Mark and I were seated at the kitchen table as was the arson investigator. He held a little notebook in one hand and a pen in the other; I held Moe and Cissy, cuddling the still-shaking Chihuahuas to my chest as if I were afraid to let them go. Juliette stood at my left shoulder, a hand resting upon it. I was sure the gesture was meant to be comforting, but I was not remiss to the fact that she was there to restrain me in case I lost control again. Mark had scooted his chair as close to me as he could get, and my head was resting in his shoulder.

“We were on the road. We’d just come back from a trip to Ireland,” I said absently.

“May I ask why you were out of the country?”

“Is that really pertinent to your investigation?” Mark countered.

The other man looked at him. “I’m only trying to be thorough, Sgt. Singleton.”

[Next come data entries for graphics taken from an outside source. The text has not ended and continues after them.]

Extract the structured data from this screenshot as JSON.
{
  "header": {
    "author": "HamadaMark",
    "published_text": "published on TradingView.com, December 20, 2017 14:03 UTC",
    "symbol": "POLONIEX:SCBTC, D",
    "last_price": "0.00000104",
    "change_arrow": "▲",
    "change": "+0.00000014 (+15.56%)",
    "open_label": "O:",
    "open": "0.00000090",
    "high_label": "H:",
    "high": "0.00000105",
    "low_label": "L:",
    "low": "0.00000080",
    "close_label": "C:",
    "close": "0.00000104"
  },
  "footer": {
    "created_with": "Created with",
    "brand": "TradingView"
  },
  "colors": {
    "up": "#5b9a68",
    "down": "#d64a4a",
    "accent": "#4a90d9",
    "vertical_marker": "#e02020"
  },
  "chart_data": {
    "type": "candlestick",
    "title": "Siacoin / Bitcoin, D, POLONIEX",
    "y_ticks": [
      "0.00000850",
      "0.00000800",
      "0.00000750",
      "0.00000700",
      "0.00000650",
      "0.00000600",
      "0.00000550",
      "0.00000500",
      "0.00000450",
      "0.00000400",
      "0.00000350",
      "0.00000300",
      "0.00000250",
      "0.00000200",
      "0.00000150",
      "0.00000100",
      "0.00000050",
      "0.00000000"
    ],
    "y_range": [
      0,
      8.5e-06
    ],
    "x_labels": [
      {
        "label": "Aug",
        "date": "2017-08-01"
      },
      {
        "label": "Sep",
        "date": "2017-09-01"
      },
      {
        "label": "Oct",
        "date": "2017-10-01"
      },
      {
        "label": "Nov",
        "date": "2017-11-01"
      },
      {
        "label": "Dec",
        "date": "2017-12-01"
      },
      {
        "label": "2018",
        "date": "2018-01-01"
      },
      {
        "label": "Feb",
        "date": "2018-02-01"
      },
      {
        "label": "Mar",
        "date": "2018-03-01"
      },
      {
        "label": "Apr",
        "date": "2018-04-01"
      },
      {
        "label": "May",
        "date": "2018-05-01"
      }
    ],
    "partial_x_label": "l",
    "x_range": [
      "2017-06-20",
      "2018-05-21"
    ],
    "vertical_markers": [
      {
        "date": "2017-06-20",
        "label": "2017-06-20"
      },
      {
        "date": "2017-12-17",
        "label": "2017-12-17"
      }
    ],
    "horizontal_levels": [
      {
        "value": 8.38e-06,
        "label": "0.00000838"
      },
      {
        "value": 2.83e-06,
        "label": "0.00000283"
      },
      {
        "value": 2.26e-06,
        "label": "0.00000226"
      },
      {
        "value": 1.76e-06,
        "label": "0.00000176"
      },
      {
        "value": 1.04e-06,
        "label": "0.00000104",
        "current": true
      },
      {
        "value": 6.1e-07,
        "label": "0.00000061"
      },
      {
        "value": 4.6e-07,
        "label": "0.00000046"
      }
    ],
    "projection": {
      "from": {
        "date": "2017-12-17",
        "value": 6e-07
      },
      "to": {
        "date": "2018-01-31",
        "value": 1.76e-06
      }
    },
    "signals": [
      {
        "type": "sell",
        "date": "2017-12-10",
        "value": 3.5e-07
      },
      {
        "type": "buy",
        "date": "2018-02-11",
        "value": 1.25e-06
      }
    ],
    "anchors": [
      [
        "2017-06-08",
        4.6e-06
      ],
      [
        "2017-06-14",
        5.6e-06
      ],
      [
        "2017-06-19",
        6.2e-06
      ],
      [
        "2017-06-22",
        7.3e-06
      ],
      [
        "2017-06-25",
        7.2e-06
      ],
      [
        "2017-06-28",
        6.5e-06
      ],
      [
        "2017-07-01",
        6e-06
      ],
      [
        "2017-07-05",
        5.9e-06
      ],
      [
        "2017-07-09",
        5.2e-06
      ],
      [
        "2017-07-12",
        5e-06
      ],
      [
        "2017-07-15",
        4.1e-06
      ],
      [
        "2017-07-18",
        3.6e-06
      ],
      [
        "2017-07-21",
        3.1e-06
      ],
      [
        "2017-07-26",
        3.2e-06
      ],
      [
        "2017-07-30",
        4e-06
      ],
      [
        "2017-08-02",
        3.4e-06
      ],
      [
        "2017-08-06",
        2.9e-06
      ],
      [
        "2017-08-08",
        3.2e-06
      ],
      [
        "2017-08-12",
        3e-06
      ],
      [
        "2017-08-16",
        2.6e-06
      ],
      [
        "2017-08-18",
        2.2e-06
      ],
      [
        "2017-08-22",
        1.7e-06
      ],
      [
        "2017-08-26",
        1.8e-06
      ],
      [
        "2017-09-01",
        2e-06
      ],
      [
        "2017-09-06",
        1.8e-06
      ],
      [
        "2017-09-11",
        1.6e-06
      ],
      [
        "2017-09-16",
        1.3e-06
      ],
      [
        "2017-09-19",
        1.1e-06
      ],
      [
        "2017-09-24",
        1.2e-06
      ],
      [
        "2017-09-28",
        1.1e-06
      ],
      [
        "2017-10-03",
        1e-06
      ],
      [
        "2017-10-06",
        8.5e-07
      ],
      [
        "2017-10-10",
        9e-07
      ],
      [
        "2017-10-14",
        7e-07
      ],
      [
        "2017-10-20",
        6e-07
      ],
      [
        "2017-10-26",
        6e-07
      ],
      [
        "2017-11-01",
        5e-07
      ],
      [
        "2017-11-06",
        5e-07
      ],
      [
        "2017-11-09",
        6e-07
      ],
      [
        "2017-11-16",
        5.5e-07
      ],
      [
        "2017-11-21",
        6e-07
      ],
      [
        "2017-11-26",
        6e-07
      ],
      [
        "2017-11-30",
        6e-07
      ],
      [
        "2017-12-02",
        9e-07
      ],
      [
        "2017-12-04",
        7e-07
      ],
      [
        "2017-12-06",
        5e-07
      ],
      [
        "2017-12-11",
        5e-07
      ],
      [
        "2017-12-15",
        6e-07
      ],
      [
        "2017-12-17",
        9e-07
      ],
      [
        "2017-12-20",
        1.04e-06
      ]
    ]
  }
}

When we’d identified ourselves, Mark had shown his military I.D., an “Inactive” copy of which he carried in his wallet. As such, arson investigator Lt. Parks had taken to addressing him by his Marine Corps rank—that they were in the company of a war veteran seemed to appease the firefighters, who were naturally aggravated that I’d attacked one of them.

“We went to see a family friend. We’d heard she was ill,” I said, replying to his question. “We were only gone for the day, but I had to go. She’s very dear to me.”

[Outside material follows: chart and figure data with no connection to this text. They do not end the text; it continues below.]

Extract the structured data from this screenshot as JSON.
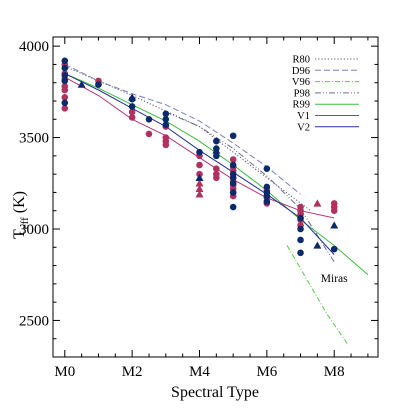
{
  "chart_data": {
    "type": "scatter",
    "title": "",
    "xlabel": "Spectral Type",
    "ylabel": "T",
    "ylabel_subscript": "eff",
    "ylabel_unit": "(K)",
    "xlim": [
      -0.35,
      9.3
    ],
    "ylim": [
      2300,
      4050
    ],
    "x_ticks": [
      {
        "value": 0,
        "label": "M0"
      },
      {
        "value": 2,
        "label": "M2"
      },
      {
        "value": 4,
        "label": "M4"
      },
      {
        "value": 6,
        "label": "M6"
      },
      {
        "value": 8,
        "label": "M8"
      }
    ],
    "y_ticks": [
      2500,
      3000,
      3500,
      4000
    ],
    "grid": false,
    "legend_position": "top-right",
    "annotations": [
      {
        "text": "Miras",
        "x": 8.0,
        "y": 2710
      }
    ],
    "series": [
      {
        "name": "R80",
        "kind": "line",
        "color": "#555566",
        "dash": "1.2,2",
        "x": [
          0,
          2,
          4,
          6,
          7.3
        ],
        "y": [
          3890,
          3730,
          3560,
          3280,
          3100
        ]
      },
      {
        "name": "D96",
        "kind": "line",
        "color": "#7a7fbf",
        "dash": "6,3",
        "x": [
          0,
          1,
          2,
          3,
          4,
          5,
          6,
          7
        ],
        "y": [
          3900,
          3810,
          3740,
          3680,
          3590,
          3470,
          3340,
          3190
        ]
      },
      {
        "name": "V96",
        "kind": "line",
        "color": "#55cc44",
        "dash": "5,2,1,2",
        "x": [
          6.6,
          7.2,
          7.8,
          8.4
        ],
        "y": [
          2910,
          2720,
          2530,
          2370
        ]
      },
      {
        "name": "P98",
        "kind": "line",
        "color": "#6a6a90",
        "dash": "6,2,1,2,1,2",
        "x": [
          3,
          4,
          5,
          6,
          7,
          8
        ],
        "y": [
          3640,
          3560,
          3440,
          3290,
          3110,
          2820
        ]
      },
      {
        "name": "R99",
        "kind": "line",
        "color": "#3dbb3d",
        "dash": "",
        "x": [
          0,
          1,
          2,
          3,
          4,
          5,
          6,
          7,
          8,
          9
        ],
        "y": [
          3850,
          3770,
          3680,
          3590,
          3480,
          3350,
          3210,
          3050,
          2910,
          2750
        ]
      },
      {
        "name": "V1",
        "kind": "line",
        "color": "#bb3377",
        "dash": "",
        "x": [
          0,
          1,
          2,
          3,
          4,
          5,
          6,
          7,
          8
        ],
        "y": [
          3830,
          3730,
          3600,
          3510,
          3390,
          3270,
          3170,
          3100,
          3060
        ]
      },
      {
        "name": "V2",
        "kind": "line",
        "color": "#223399",
        "dash": "",
        "x": [
          0,
          1,
          2,
          3,
          4,
          5,
          6,
          7,
          8
        ],
        "y": [
          3850,
          3760,
          3660,
          3560,
          3430,
          3310,
          3190,
          3060,
          2860
        ]
      },
      {
        "name": "",
        "kind": "scatter",
        "marker": "circle",
        "color": "#b03060",
        "points": [
          [
            0,
            3900
          ],
          [
            0,
            3850
          ],
          [
            0,
            3820
          ],
          [
            0,
            3780
          ],
          [
            0,
            3760
          ],
          [
            0,
            3720
          ],
          [
            0,
            3660
          ],
          [
            1,
            3810
          ],
          [
            1,
            3790
          ],
          [
            2,
            3640
          ],
          [
            2,
            3610
          ],
          [
            2.5,
            3520
          ],
          [
            3,
            3560
          ],
          [
            3,
            3500
          ],
          [
            3,
            3480
          ],
          [
            3,
            3460
          ],
          [
            4,
            3400
          ],
          [
            4,
            3350
          ],
          [
            4,
            3300
          ],
          [
            4.5,
            3330
          ],
          [
            4.5,
            3300
          ],
          [
            4.5,
            3280
          ],
          [
            5,
            3380
          ],
          [
            5,
            3340
          ],
          [
            5,
            3320
          ],
          [
            5,
            3280
          ],
          [
            5,
            3260
          ],
          [
            5,
            3240
          ],
          [
            5,
            3220
          ],
          [
            5,
            3200
          ],
          [
            5,
            3180
          ],
          [
            6,
            3210
          ],
          [
            6,
            3170
          ],
          [
            6,
            3140
          ],
          [
            7,
            3120
          ],
          [
            7,
            3100
          ],
          [
            7,
            3080
          ],
          [
            7,
            3050
          ],
          [
            7,
            3020
          ],
          [
            8,
            3140
          ],
          [
            8,
            3120
          ],
          [
            8,
            3100
          ]
        ]
      },
      {
        "name": "",
        "kind": "scatter",
        "marker": "circle",
        "color": "#0b2a6b",
        "points": [
          [
            0,
            3920
          ],
          [
            0,
            3880
          ],
          [
            0,
            3840
          ],
          [
            0,
            3810
          ],
          [
            0,
            3690
          ],
          [
            1,
            3790
          ],
          [
            2,
            3710
          ],
          [
            2,
            3670
          ],
          [
            2.5,
            3600
          ],
          [
            3,
            3630
          ],
          [
            3,
            3600
          ],
          [
            3,
            3570
          ],
          [
            4,
            3420
          ],
          [
            4.5,
            3480
          ],
          [
            4.5,
            3440
          ],
          [
            4.5,
            3400
          ],
          [
            5,
            3510
          ],
          [
            5,
            3350
          ],
          [
            5,
            3300
          ],
          [
            5,
            3280
          ],
          [
            5,
            3250
          ],
          [
            5,
            3200
          ],
          [
            5,
            3120
          ],
          [
            6,
            3330
          ],
          [
            6,
            3230
          ],
          [
            6,
            3200
          ],
          [
            6,
            3180
          ],
          [
            6,
            3150
          ],
          [
            7,
            3060
          ],
          [
            7,
            3000
          ],
          [
            7,
            2940
          ],
          [
            7,
            2870
          ],
          [
            8,
            2890
          ]
        ]
      },
      {
        "name": "",
        "kind": "scatter",
        "marker": "triangle",
        "color": "#b03060",
        "points": [
          [
            4,
            3250
          ],
          [
            4,
            3220
          ],
          [
            4,
            3190
          ],
          [
            7.5,
            3140
          ]
        ]
      },
      {
        "name": "",
        "kind": "scatter",
        "marker": "triangle",
        "color": "#0b2a6b",
        "points": [
          [
            0.5,
            3790
          ],
          [
            2,
            3720
          ],
          [
            4,
            3280
          ],
          [
            4.5,
            3430
          ],
          [
            7.5,
            2910
          ],
          [
            8,
            3020
          ]
        ]
      }
    ]
  }
}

Not a total lie, I mused, as Parks made notes.

“What time did you return from your trip?”

I looked at Mark, suddenly unable to recall the time we had landed. “It was around eleven-thirty local time, maybe a little later. I’m sure you can check with airport traffic control—we came in on a private plane,” he said.

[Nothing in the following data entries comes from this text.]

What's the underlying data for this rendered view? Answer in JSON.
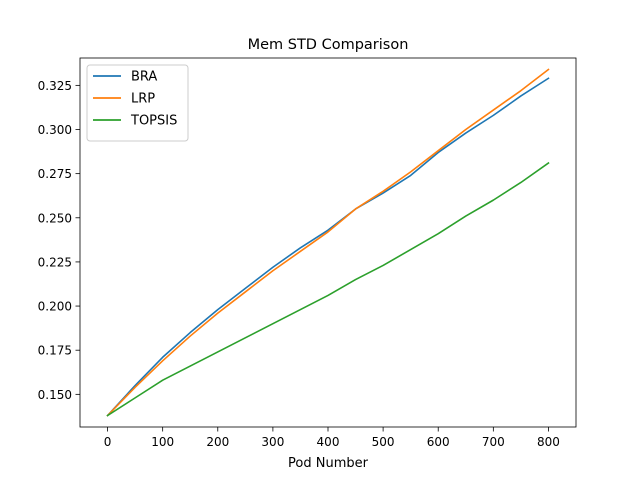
{
  "chart_data": {
    "type": "line",
    "title": "Mem STD Comparison",
    "xlabel": "Pod Number",
    "ylabel": "",
    "xlim": [
      -50,
      850
    ],
    "ylim": [
      0.1315,
      0.3405
    ],
    "xticks": [
      0,
      100,
      200,
      300,
      400,
      500,
      600,
      700,
      800
    ],
    "xtick_labels": [
      "0",
      "100",
      "200",
      "300",
      "400",
      "500",
      "600",
      "700",
      "800"
    ],
    "yticks": [
      0.15,
      0.175,
      0.2,
      0.225,
      0.25,
      0.275,
      0.3,
      0.325
    ],
    "ytick_labels": [
      "0.150",
      "0.175",
      "0.200",
      "0.225",
      "0.250",
      "0.275",
      "0.300",
      "0.325"
    ],
    "grid": false,
    "legend_position": "top-left",
    "series": [
      {
        "name": "BRA",
        "color": "#1f77b4",
        "x": [
          0,
          50,
          100,
          150,
          200,
          250,
          300,
          350,
          400,
          450,
          500,
          550,
          600,
          650,
          700,
          750,
          800
        ],
        "y": [
          0.138,
          0.155,
          0.171,
          0.185,
          0.198,
          0.21,
          0.222,
          0.233,
          0.243,
          0.255,
          0.264,
          0.274,
          0.287,
          0.298,
          0.308,
          0.319,
          0.329
        ]
      },
      {
        "name": "LRP",
        "color": "#ff7f0e",
        "x": [
          0,
          50,
          100,
          150,
          200,
          250,
          300,
          350,
          400,
          450,
          500,
          550,
          600,
          650,
          700,
          750,
          800
        ],
        "y": [
          0.138,
          0.154,
          0.169,
          0.183,
          0.196,
          0.208,
          0.22,
          0.231,
          0.242,
          0.255,
          0.265,
          0.276,
          0.288,
          0.3,
          0.311,
          0.322,
          0.334
        ]
      },
      {
        "name": "TOPSIS",
        "color": "#2ca02c",
        "x": [
          0,
          50,
          100,
          150,
          200,
          250,
          300,
          350,
          400,
          450,
          500,
          550,
          600,
          650,
          700,
          750,
          800
        ],
        "y": [
          0.138,
          0.148,
          0.158,
          0.166,
          0.174,
          0.182,
          0.19,
          0.198,
          0.206,
          0.215,
          0.223,
          0.232,
          0.241,
          0.251,
          0.26,
          0.27,
          0.281
        ]
      }
    ]
  }
}
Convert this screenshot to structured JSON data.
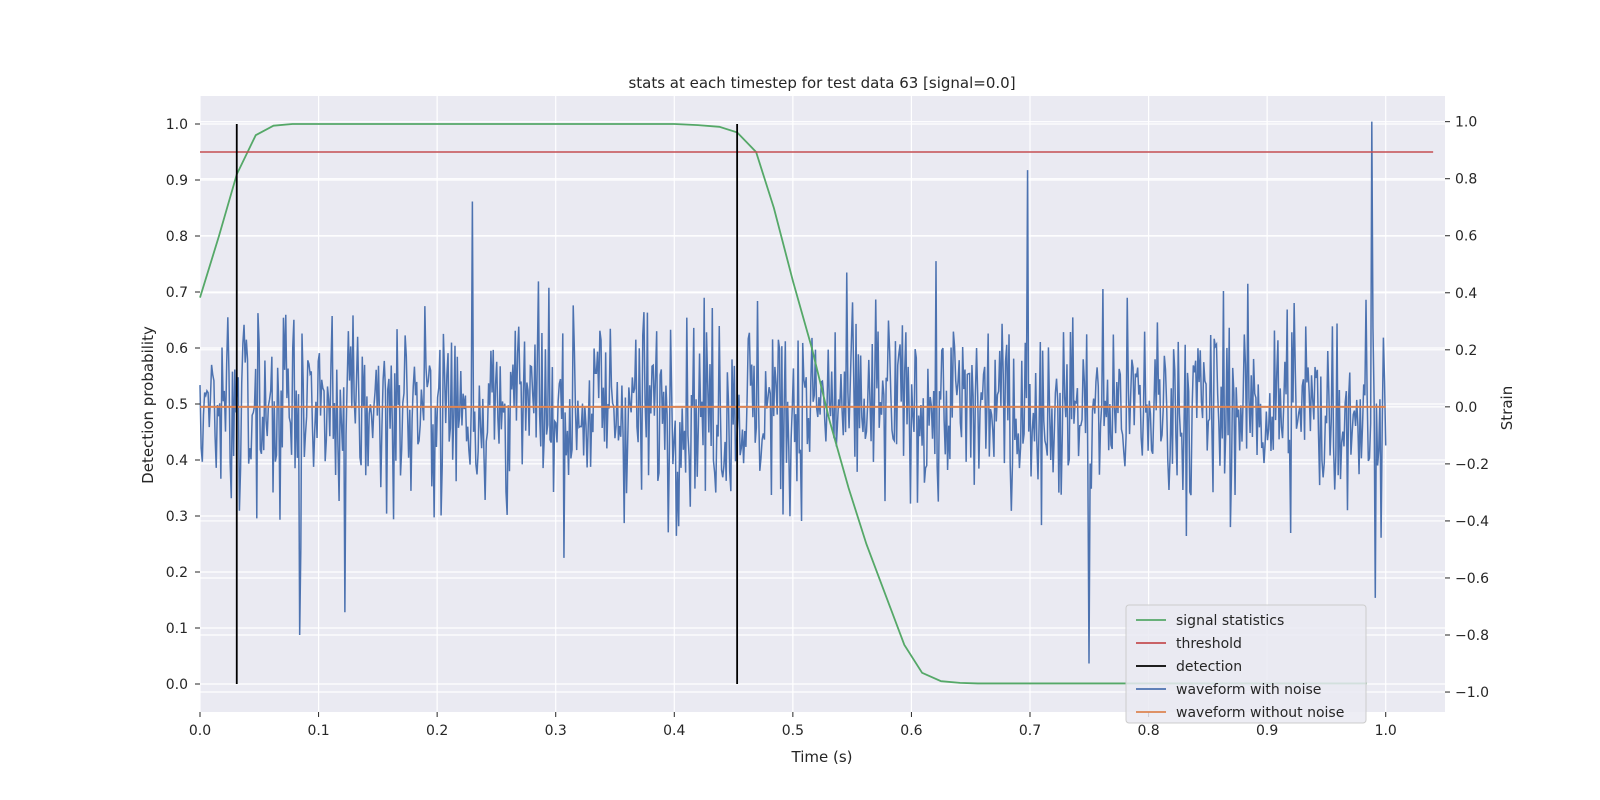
{
  "chart_data": {
    "type": "line",
    "title": "stats at each timestep for test data 63 [signal=0.0]",
    "xlabel": "Time (s)",
    "ylabel_left": "Detection probability",
    "ylabel_right": "Strain",
    "xlim": [
      0.0,
      1.05
    ],
    "ylim_left": [
      -0.05,
      1.05
    ],
    "ylim_right": [
      -1.07,
      1.09
    ],
    "x_ticks": [
      "0.0",
      "0.1",
      "0.2",
      "0.3",
      "0.4",
      "0.5",
      "0.6",
      "0.7",
      "0.8",
      "0.9",
      "1.0"
    ],
    "y_left_ticks": [
      "0.0",
      "0.1",
      "0.2",
      "0.3",
      "0.4",
      "0.5",
      "0.6",
      "0.7",
      "0.8",
      "0.9",
      "1.0"
    ],
    "y_right_ticks": [
      "−1.0",
      "−0.8",
      "−0.6",
      "−0.4",
      "−0.2",
      "0.0",
      "0.2",
      "0.4",
      "0.6",
      "0.8",
      "1.0"
    ],
    "grid": true,
    "legend_position": "bottom-right",
    "colors": {
      "signal_statistics": "#55a868",
      "threshold": "#c44e52",
      "detection": "#000000",
      "waveform_with_noise": "#4c72b0",
      "waveform_without_noise": "#dd8452",
      "plot_background": "#eaeaf2",
      "grid": "#ffffff"
    },
    "series": [
      {
        "name": "signal statistics",
        "axis": "left",
        "x": [
          0.0,
          0.016,
          0.031,
          0.047,
          0.062,
          0.078,
          0.094,
          0.2,
          0.3,
          0.4,
          0.42,
          0.438,
          0.453,
          0.469,
          0.484,
          0.5,
          0.516,
          0.531,
          0.547,
          0.562,
          0.578,
          0.594,
          0.609,
          0.625,
          0.641,
          0.656,
          0.7,
          0.8,
          0.9,
          0.984
        ],
        "y": [
          0.69,
          0.8,
          0.91,
          0.98,
          0.997,
          1.0,
          1.0,
          1.0,
          1.0,
          1.0,
          0.998,
          0.995,
          0.985,
          0.95,
          0.85,
          0.72,
          0.6,
          0.47,
          0.35,
          0.25,
          0.16,
          0.07,
          0.02,
          0.005,
          0.002,
          0.001,
          0.001,
          0.001,
          0.001,
          0.001
        ]
      },
      {
        "name": "threshold",
        "axis": "left",
        "x": [
          0.0,
          1.04
        ],
        "y": [
          0.95,
          0.95
        ]
      },
      {
        "name": "detection",
        "axis": "left",
        "x_lines": [
          0.031,
          0.453
        ],
        "y_range": [
          0.0,
          1.0
        ]
      },
      {
        "name": "waveform with noise",
        "axis": "right",
        "x_range": [
          0.0,
          1.0
        ],
        "n_points": 1024,
        "y_highlights": [
          {
            "x": 0.084,
            "y": -0.8
          },
          {
            "x": 0.122,
            "y": -0.72
          },
          {
            "x": 0.23,
            "y": 0.72
          },
          {
            "x": 0.698,
            "y": 0.83
          },
          {
            "x": 0.75,
            "y": -0.9
          },
          {
            "x": 0.988,
            "y": 1.0
          },
          {
            "x": 0.991,
            "y": -0.67
          }
        ]
      },
      {
        "name": "waveform without noise",
        "axis": "right",
        "x": [
          0.0,
          1.0
        ],
        "y": [
          0.0,
          0.0
        ]
      }
    ]
  }
}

Parks nodded. “And Mr. Harry Mitchell, your neighbor, called you at what time?”

I reached for my cell phone and realized I didn’t have it. Juliette fished it out of one of her pockets, pulled up the last call time, and turned the phone so that Parks could see
it on the screen. “We were on the road coming from the airport when Mr. Mitchell called,” she told him.

Parks wrote down the information. “Ms. Caldwell, do you trust your neighbor?”

Indignation rose. “Of course I trust Harry! Why else would I have allowed him or his
sons
access to my property? The Mitchells are wonderful people, a good family. Farmers take care of each other, Lieutenant.”